Dia mengatakan, idealnya harga gas untuk industri dipatok pada harga US$ 4-US$ 5 per million metric british thermal unit (MMBTU). “Namun, kondisinya industri kita membeli gas pada kisaran harga US$ 7-US$ 10 per MMBTU bahkan ada yang mencapai US$ 12-US$ 14 MMBTU," ungkap dia.

Oleh karena itu, lanjut Airlangga, Kementerian Perindustrian (Kemenperin) menyambut positif penerbitan Peraturan Presiden Nomor 40 Tahun 2016 yang menjadi dasar hukum revisi harga gas ke industri sejak Mei lalu.

Dengan beleid tersebut, diharapkan harga gas untuk industri yang saat ini di atas US$ 6 per MMBTU berpotensi dapat diturunkan.

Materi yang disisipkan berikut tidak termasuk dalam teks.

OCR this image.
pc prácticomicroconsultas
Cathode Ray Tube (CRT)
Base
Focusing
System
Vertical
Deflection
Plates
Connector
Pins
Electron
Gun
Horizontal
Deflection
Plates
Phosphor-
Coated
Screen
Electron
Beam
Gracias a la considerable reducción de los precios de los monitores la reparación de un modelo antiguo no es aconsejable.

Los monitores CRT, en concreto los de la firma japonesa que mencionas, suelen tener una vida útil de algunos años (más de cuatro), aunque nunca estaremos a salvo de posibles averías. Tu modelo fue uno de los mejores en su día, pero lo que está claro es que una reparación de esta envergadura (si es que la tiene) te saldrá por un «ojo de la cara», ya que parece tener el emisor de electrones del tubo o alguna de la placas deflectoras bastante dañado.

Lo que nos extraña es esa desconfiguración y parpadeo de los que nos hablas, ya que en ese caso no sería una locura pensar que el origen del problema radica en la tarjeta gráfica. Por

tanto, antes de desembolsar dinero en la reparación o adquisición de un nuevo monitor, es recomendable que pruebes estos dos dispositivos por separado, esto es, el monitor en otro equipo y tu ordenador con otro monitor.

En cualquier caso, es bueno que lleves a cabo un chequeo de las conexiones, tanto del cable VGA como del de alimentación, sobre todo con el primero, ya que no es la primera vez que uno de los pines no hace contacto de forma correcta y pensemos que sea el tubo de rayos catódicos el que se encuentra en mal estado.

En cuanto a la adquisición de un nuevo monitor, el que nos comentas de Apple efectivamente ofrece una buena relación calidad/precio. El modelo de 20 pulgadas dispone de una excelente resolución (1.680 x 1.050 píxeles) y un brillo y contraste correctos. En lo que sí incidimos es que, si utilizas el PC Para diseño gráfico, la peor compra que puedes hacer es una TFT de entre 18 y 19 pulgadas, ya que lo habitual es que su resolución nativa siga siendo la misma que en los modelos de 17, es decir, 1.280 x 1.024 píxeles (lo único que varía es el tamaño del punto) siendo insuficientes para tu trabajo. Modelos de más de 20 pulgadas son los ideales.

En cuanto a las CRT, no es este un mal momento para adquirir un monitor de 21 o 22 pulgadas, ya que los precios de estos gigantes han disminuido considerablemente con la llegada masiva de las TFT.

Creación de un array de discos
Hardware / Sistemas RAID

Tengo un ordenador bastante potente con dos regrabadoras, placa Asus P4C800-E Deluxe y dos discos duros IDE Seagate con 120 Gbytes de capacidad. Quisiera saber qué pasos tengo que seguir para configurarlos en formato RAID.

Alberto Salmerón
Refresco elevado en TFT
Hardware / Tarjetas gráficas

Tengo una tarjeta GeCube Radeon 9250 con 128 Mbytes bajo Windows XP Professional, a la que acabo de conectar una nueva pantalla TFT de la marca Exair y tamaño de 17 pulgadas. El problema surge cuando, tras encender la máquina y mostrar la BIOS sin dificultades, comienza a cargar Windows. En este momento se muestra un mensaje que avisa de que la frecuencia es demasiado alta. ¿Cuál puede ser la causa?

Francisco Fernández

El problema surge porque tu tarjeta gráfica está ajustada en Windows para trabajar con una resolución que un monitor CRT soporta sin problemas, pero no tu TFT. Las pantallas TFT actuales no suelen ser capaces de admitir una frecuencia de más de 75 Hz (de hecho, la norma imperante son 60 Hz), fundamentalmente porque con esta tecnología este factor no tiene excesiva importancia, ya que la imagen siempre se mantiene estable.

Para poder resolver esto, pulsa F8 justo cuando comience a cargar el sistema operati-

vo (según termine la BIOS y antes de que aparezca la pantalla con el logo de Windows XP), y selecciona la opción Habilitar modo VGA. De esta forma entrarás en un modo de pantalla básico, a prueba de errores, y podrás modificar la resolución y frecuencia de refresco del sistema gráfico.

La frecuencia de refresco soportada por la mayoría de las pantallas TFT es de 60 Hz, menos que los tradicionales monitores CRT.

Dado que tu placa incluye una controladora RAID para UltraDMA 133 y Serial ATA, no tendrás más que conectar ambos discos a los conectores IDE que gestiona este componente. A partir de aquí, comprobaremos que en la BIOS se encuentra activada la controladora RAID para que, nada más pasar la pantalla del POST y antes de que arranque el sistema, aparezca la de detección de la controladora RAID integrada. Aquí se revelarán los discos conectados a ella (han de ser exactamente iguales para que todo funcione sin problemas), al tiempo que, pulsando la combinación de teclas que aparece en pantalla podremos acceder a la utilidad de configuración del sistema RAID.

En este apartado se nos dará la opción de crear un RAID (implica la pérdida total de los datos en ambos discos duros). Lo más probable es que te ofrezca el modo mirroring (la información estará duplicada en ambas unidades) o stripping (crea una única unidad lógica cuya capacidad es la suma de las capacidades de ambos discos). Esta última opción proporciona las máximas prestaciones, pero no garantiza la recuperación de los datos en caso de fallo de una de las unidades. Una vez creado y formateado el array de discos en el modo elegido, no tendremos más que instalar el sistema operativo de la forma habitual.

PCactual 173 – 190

Namun demikian, dia tetap memandang sektor-sektor yang telah tertuang dalam Perpres ini masih perlu diperluas. Penambahan sektor industri tersebut masuk dalam Rencana Umum Energi Nasional (RUEN) dan telah dibahas dengan Presiden Joko Widodo (Jokowi).

"Maka, kami mengusulkan adanya revisi dari Perpres ini dengan menambah cakupan sektor industri dari tujuh sektor menjadi 10 sektor serta ditambah industri-industri yang berlokasi di kawasan industri,” ungkap dia.

Kesepuluh sektor industri tersebut, yakni Industri Pupuk, Industri Petrokimia, Industri Oleokimia, Industri Baja/Logam Lainnya, Industri Keramik, Industri Kaca, Industri Ban dan Sarung Tangan Karet, Industri Pulp dan Kertas, Industri Makanan dan Minuman, serta Industri Tekstil dan Alas Kaki.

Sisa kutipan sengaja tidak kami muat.